Although there is now a push to prevent kids from starting smoking, in the past little attention was paid to getting them to quit because research indicated they had not become addicted.
“It dates to the old lore that kids were not addicted and [also] that they didn’t want to quit,” says Jack Henningfield, associate professor of medicine at Johns Hopkins School of Medicine.

Experts say the research has implications for public health officials and policy makers: Youngsters don’t just need discouragement from smoking, but also treatment for addiction as well.
“This study is another nail in the coffin and supports the conclusion by the Surgeon General, the Centers for Disease Control, and the Food and Drug Administration that young people really do become addicted to tobacco,” Henningfield says.
“This report is chilling evidence of the potency of nicotine and is much-needed scientific information that the American Legacy Foundation can use in its public education campaign to better inform young people about the dangers of using tobacco products,” says Peter Messeri, acting director of research and evaluation at the American Legacy Foundation.
The foundation, which aims to reduce youth tobacco use, was established in November 1998 as a result of the master settlement agreement between a coalition of attorneys general in 46 states and five U.S. territories who sued the tobacco industry in an attempt to recover health-care costs for smoking-related injuries. Last week, the foundation launched the controversial “Truth” advertisements as part of the largest anti-smoking campaign in U.S. history, but withdrew two of the ads this week because media outlets and the tobacco industry thought they were too controversial (See American TV networks reject anti-tobacco ads).

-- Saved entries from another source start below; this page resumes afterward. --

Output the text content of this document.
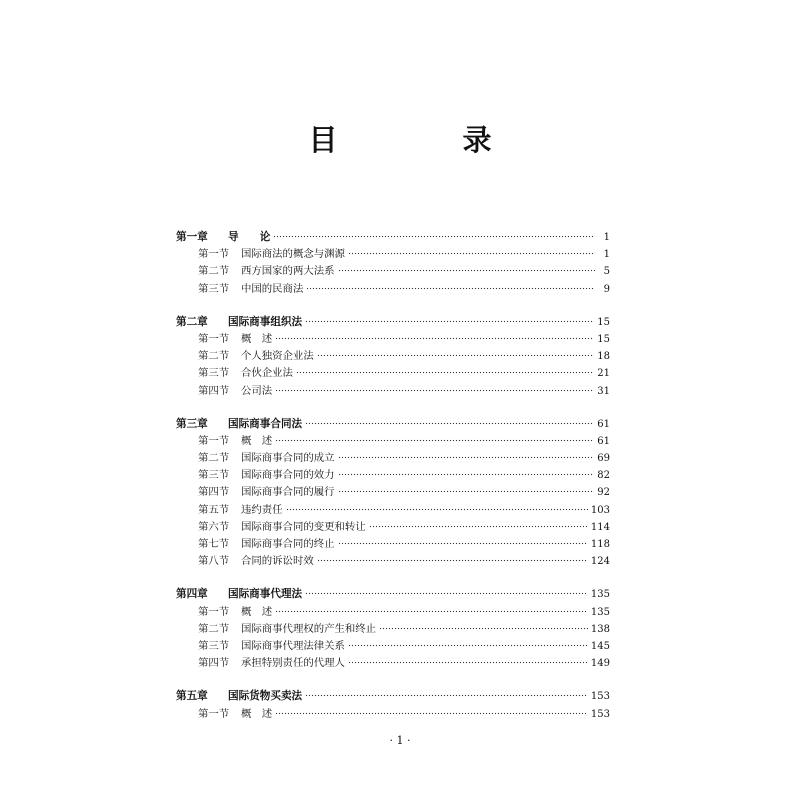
目　录
第一章	导　　论	1
第一节	国际商法的概念与渊源	1
第二节	西方国家的两大法系	5
第三节	中国的民商法	9
第二章	国际商事组织法	15
第一节	概　述	15
第二节	个人独资企业法	18
第三节	合伙企业法	21
第四节	公司法	31
第三章	国际商事合同法	61
第一节	概　述	61
第二节	国际商事合同的成立	69
第三节	国际商事合同的效力	82
第四节	国际商事合同的履行	92
第五节	违约责任	103
第六节	国际商事合同的变更和转让	114
第七节	国际商事合同的终止	118
第八节	合同的诉讼时效	124
第四章	国际商事代理法	135
第一节	概　述	135
第二节	国际商事代理权的产生和终止	138
第三节	国际商事代理法律关系	145
第四节	承担特别责任的代理人	149
第五章	国际货物买卖法	153
第一节	概　述	153
· 1 ·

The American Lung Association — which has supported a plan to give the FDA full authority to regulate tobacco products — is paying attention to these findings. “Nicotine is highly addictive and the tobacco industry continues to target children,” says John R Garrison, ALA chief executive officer. “It is the Lung Association’s assertion that truly effective community-based programs are needed to prevent tobacco use and help those already addicted.”
John Hughes, a spokesman for the Society of Research on Nicotine and Tobacco, says this study helps provide an important reason why the FDA should regulate tobacco. He adds that the data would be a good starting point for a thoughtful examination of nicotine addiction in both kids and adults.